Nei suoi raffinati ed eleganti dipinti e sculture Rajni Perera esplora questioni connesse all’ibridazione, alle ascendenze e identità culturali migrate ed emarginate, creando esseri come la donna-uccello metafore di un mondo onirico e immaginario dove si mescolano miti e filosofie che si rifanno alla tradizione orale di Sri Lanka. Particolare l’installazione dell’artista thailandese Pratchaya Phinthong, che ha disposto in alcuni spazi pubblici di Sharjah City blocchi di granito secondo il codice tipico dei pannelli solari, trasposizione di un futuro utopico con le sembianze di una reminiscenza archeologica: metafora delle relazioni di potere che legano l’economia globale – e le sue esigenze di creare energia rinnovabile in un’era di crisi climatica – con il mondo postcoloniale.

Womanifesto è un programma di scambio artistico nato in Thailandia che dal 1997 ha promosso mostre, workshop e residenze d’artista con l’obiettivo di facilitare scambi fra artisti, esperienze, pratiche. Concentrandosi sul ruolo delle donne e sull’abbondanza di conoscenze accumulate negli anni, equamente condivise tra uomini, donne e bambini nelle aree rurali e tramandate di generazione in generazione, il focus è posto sul coinvolgimento degli artigiani e sull’utilizzo dei materiali locali e di uno stile di vita tradizionale. Della loro attività pluriennale è esposta una ricca documentazione nel Flying Saucer di Sharjah City, spazio recuperato e rinnovato dalla Sharjah Foundation.

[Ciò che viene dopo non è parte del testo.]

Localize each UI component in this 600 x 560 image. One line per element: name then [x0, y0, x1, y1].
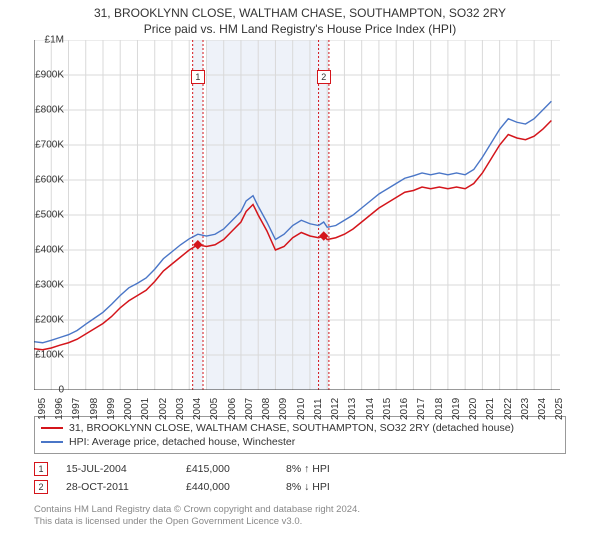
sale-hpi-1: 8% ↑ HPI: [286, 463, 366, 475]
legend-swatch-red: [41, 427, 63, 429]
sale-date-1: 15-JUL-2004: [66, 463, 186, 475]
x-axis-label: 2010: [296, 398, 307, 420]
x-axis-label: 2023: [520, 398, 531, 420]
sale-marker-1: 1: [34, 462, 48, 476]
x-axis-label: 2006: [227, 398, 238, 420]
x-axis-label: 1996: [54, 398, 65, 420]
x-axis-label: 2016: [399, 398, 410, 420]
sale-price-2: £440,000: [186, 481, 286, 493]
x-axis-label: 2004: [192, 398, 203, 420]
x-axis-label: 2011: [313, 398, 324, 420]
legend-item-hpi: HPI: Average price, detached house, Winc…: [41, 435, 559, 449]
y-axis-label: £900K: [24, 70, 64, 81]
legend-label-price-paid: 31, BROOKLYNN CLOSE, WALTHAM CHASE, SOUT…: [69, 422, 514, 434]
x-axis-label: 2005: [209, 398, 220, 420]
x-axis-label: 2018: [434, 398, 445, 420]
sales-table: 1 15-JUL-2004 £415,000 8% ↑ HPI 2 28-OCT…: [34, 460, 566, 496]
x-axis-label: 2019: [451, 398, 462, 420]
chart-title-address: 31, BROOKLYNN CLOSE, WALTHAM CHASE, SOUT…: [0, 0, 600, 20]
x-axis-label: 2025: [554, 398, 565, 420]
x-axis-label: 2000: [123, 398, 134, 420]
x-axis-label: 1998: [89, 398, 100, 420]
footer-attribution: Contains HM Land Registry data © Crown c…: [34, 504, 566, 529]
x-axis-label: 1995: [37, 398, 48, 420]
x-axis-label: 2007: [244, 398, 255, 420]
y-axis-label: £400K: [24, 245, 64, 256]
footer-line-2: This data is licensed under the Open Gov…: [34, 516, 566, 528]
legend-box: 31, BROOKLYNN CLOSE, WALTHAM CHASE, SOUT…: [34, 416, 566, 454]
sale-price-1: £415,000: [186, 463, 286, 475]
event-marker-label: 2: [317, 70, 331, 84]
chart-title-sub: Price paid vs. HM Land Registry's House …: [0, 20, 600, 40]
x-axis-label: 2009: [278, 398, 289, 420]
y-axis-label: £100K: [24, 350, 64, 361]
x-axis-label: 2022: [503, 398, 514, 420]
sale-row-2: 2 28-OCT-2011 £440,000 8% ↓ HPI: [34, 478, 566, 496]
y-axis-label: £800K: [24, 105, 64, 116]
x-axis-label: 2008: [261, 398, 272, 420]
sale-date-2: 28-OCT-2011: [66, 481, 186, 493]
sale-row-1: 1 15-JUL-2004 £415,000 8% ↑ HPI: [34, 460, 566, 478]
x-axis-label: 2020: [468, 398, 479, 420]
legend-label-hpi: HPI: Average price, detached house, Winc…: [69, 436, 295, 448]
x-axis-label: 2021: [485, 398, 496, 420]
y-axis-label: 0: [24, 385, 64, 396]
x-axis-label: 2014: [365, 398, 376, 420]
x-axis-label: 2001: [140, 398, 151, 420]
x-axis-label: 2013: [347, 398, 358, 420]
x-axis-label: 2002: [158, 398, 169, 420]
y-axis-label: £200K: [24, 315, 64, 326]
x-axis-label: 2012: [330, 398, 341, 420]
y-axis-label: £1M: [24, 35, 64, 46]
y-axis-label: £300K: [24, 280, 64, 291]
sale-hpi-2: 8% ↓ HPI: [286, 481, 366, 493]
footer-line-1: Contains HM Land Registry data © Crown c…: [34, 504, 566, 516]
y-axis-label: £500K: [24, 210, 64, 221]
y-axis-label: £700K: [24, 140, 64, 151]
legend-item-price-paid: 31, BROOKLYNN CLOSE, WALTHAM CHASE, SOUT…: [41, 421, 559, 435]
x-axis-label: 2017: [416, 398, 427, 420]
y-axis-label: £600K: [24, 175, 64, 186]
x-axis-label: 2015: [382, 398, 393, 420]
sale-marker-2: 2: [34, 480, 48, 494]
x-axis-label: 1997: [71, 398, 82, 420]
x-axis-label: 2003: [175, 398, 186, 420]
line-chart: [34, 40, 560, 390]
event-marker-label: 1: [191, 70, 205, 84]
chart-area: 0£100K£200K£300K£400K£500K£600K£700K£800…: [34, 40, 594, 410]
x-axis-label: 2024: [537, 398, 548, 420]
legend-swatch-blue: [41, 441, 63, 443]
x-axis-label: 1999: [106, 398, 117, 420]
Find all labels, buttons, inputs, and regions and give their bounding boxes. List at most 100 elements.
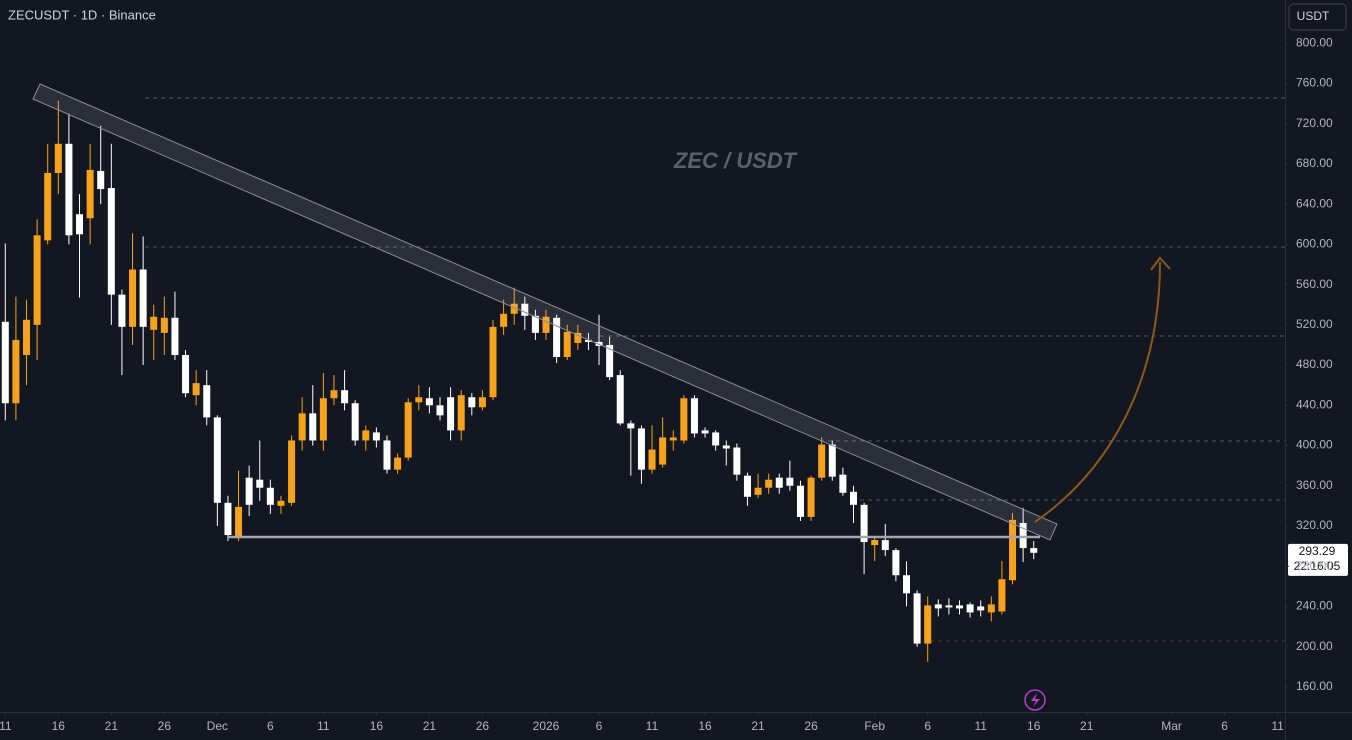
candle-body xyxy=(362,430,370,441)
candle-body xyxy=(796,485,804,517)
candle-body xyxy=(457,395,465,431)
candle-body xyxy=(743,475,751,497)
candle-body xyxy=(415,397,423,403)
candle-body xyxy=(606,344,614,378)
candle-body xyxy=(786,477,794,486)
candle-body xyxy=(118,294,126,327)
x-tick-label: 21 xyxy=(105,719,119,733)
x-tick-label: 21 xyxy=(751,719,765,733)
x-tick-label: 6 xyxy=(267,719,274,733)
chart-title: ZECUSDT · 1D · Binance xyxy=(8,7,156,22)
candle-body xyxy=(807,477,815,517)
candle-body xyxy=(563,331,571,358)
x-tick-label: 6 xyxy=(596,719,603,733)
candle-body xyxy=(298,413,306,441)
candle-body xyxy=(447,397,455,431)
y-tick-label: 640.00 xyxy=(1296,196,1333,210)
candle-body xyxy=(828,444,836,477)
x-tick-label: 26 xyxy=(476,719,490,733)
projection-arrow xyxy=(1034,261,1161,523)
candle-body xyxy=(680,398,688,441)
dashed-levels xyxy=(145,97,1285,642)
currency-label: USDT xyxy=(1297,9,1330,23)
candle-body xyxy=(1019,522,1027,549)
candle-body xyxy=(44,172,52,241)
candles xyxy=(1,100,1038,662)
x-tick-label: 11 xyxy=(317,719,330,733)
candle-body xyxy=(860,504,868,543)
y-tick-label: 400.00 xyxy=(1296,438,1333,452)
candle-body xyxy=(277,500,285,506)
candle-body xyxy=(733,447,741,475)
event-icon[interactable] xyxy=(1024,689,1046,711)
candle-body xyxy=(913,593,921,644)
candle-body xyxy=(584,339,592,342)
candle-body xyxy=(574,332,582,343)
candle-body xyxy=(309,413,317,441)
candle-body xyxy=(902,575,910,594)
last-price: 293.29 xyxy=(1299,544,1336,558)
candle-body xyxy=(690,398,698,434)
candle-body xyxy=(394,457,402,470)
candle-body xyxy=(998,579,1006,612)
candle-body xyxy=(701,430,709,434)
x-tick-label: 6 xyxy=(1221,719,1228,733)
x-tick-label: 2026 xyxy=(533,719,560,733)
y-tick-label: 480.00 xyxy=(1296,357,1333,371)
candle-body xyxy=(775,477,783,488)
candle-body xyxy=(235,506,243,538)
candle-body xyxy=(256,479,264,488)
candle-body xyxy=(659,437,667,465)
candle-body xyxy=(23,319,31,355)
candle-body xyxy=(818,444,826,478)
candle-body xyxy=(65,143,73,236)
candle-body xyxy=(129,269,137,327)
y-tick-label: 440.00 xyxy=(1296,397,1333,411)
candle-body xyxy=(351,403,359,441)
candle-body xyxy=(97,170,105,190)
candle-body xyxy=(839,474,847,493)
candle-body xyxy=(1,321,9,404)
y-tick-label: 800.00 xyxy=(1296,35,1333,49)
y-tick-label: 280.00 xyxy=(1296,558,1333,572)
candle-body xyxy=(945,605,953,608)
candle-body xyxy=(892,550,900,576)
candle-body xyxy=(436,405,444,416)
candle-body xyxy=(616,375,624,424)
x-tick-label: 11 xyxy=(1271,719,1284,733)
candle-body xyxy=(553,317,561,358)
candle-body xyxy=(160,317,168,333)
candle-body xyxy=(86,169,94,219)
candle-body xyxy=(245,477,253,505)
candle-body xyxy=(139,269,147,327)
candle-body xyxy=(542,316,550,333)
candle-body xyxy=(722,445,730,449)
candle-body xyxy=(319,398,327,441)
candle-body xyxy=(107,188,115,295)
candle-body xyxy=(182,354,190,394)
candle-body xyxy=(881,540,889,551)
y-tick-label: 760.00 xyxy=(1296,76,1333,90)
candle-body xyxy=(489,326,497,398)
candle-body xyxy=(1009,519,1017,581)
currency-button[interactable] xyxy=(1288,3,1347,31)
candle-body xyxy=(934,604,942,609)
candle-body xyxy=(425,398,433,406)
y-tick-label: 600.00 xyxy=(1296,237,1333,251)
y-tick-label: 160.00 xyxy=(1296,679,1333,693)
candle-body xyxy=(648,449,656,470)
candle-body xyxy=(669,437,677,441)
candle-body xyxy=(330,390,338,399)
x-tick-label: 21 xyxy=(1080,719,1094,733)
x-tick-label: 6 xyxy=(924,719,931,733)
x-tick-label: 11 xyxy=(646,719,659,733)
price-tag xyxy=(1288,543,1348,576)
candle-body xyxy=(171,317,179,355)
x-tick-label: Feb xyxy=(864,719,885,733)
candle-body xyxy=(510,303,518,314)
y-tick-label: 680.00 xyxy=(1296,156,1333,170)
candle-body xyxy=(383,440,391,470)
y-tick-label: 320.00 xyxy=(1296,518,1333,532)
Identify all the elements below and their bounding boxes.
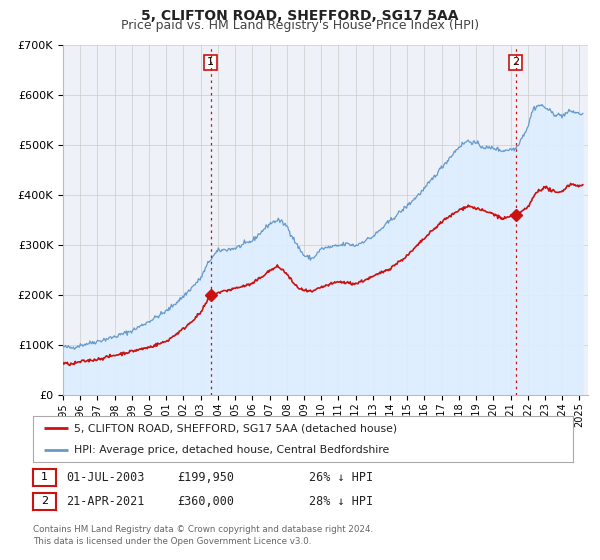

Altra location particolare, l’Old Al Jubail Vegetable Market di Sharjah City ospita una delle installazioni più interessanti composta da video, fotografie, animazione, documenti, realizzata dall’Anga Art Collective, un gruppo di artisti che dal 2010 pensano, si confrontano e creano opere che riflettono e provano a dare risposte ai cambiamenti geopolitici e ambientali in corso nella regione dell’Assam, nel nordest dell’India. I loro progetti vengono realizzati nei villaggi e si presentano come strutture/luoghi di dialogo e confronto fra artisti e comunità locali, attraverso workshop, incontri, e quelle che loro definiscono “artist-led pedagogical explorations”.
Una Biennale eterogenea nelle sue manifestazioni artistiche e non poteva essere diversamente data la conduzione affidata a ben cinque curatrici, eppure compatta nel sostenere la necessità di pensare l’arte come strumento di analisi sociale, spesso megafono di un disagio o quanto meno di un’incertezza – il “cosa” to carry -, serbando buona memoria del passato, vivendo consapevolmente il presente, immaginando criticamente il futuro.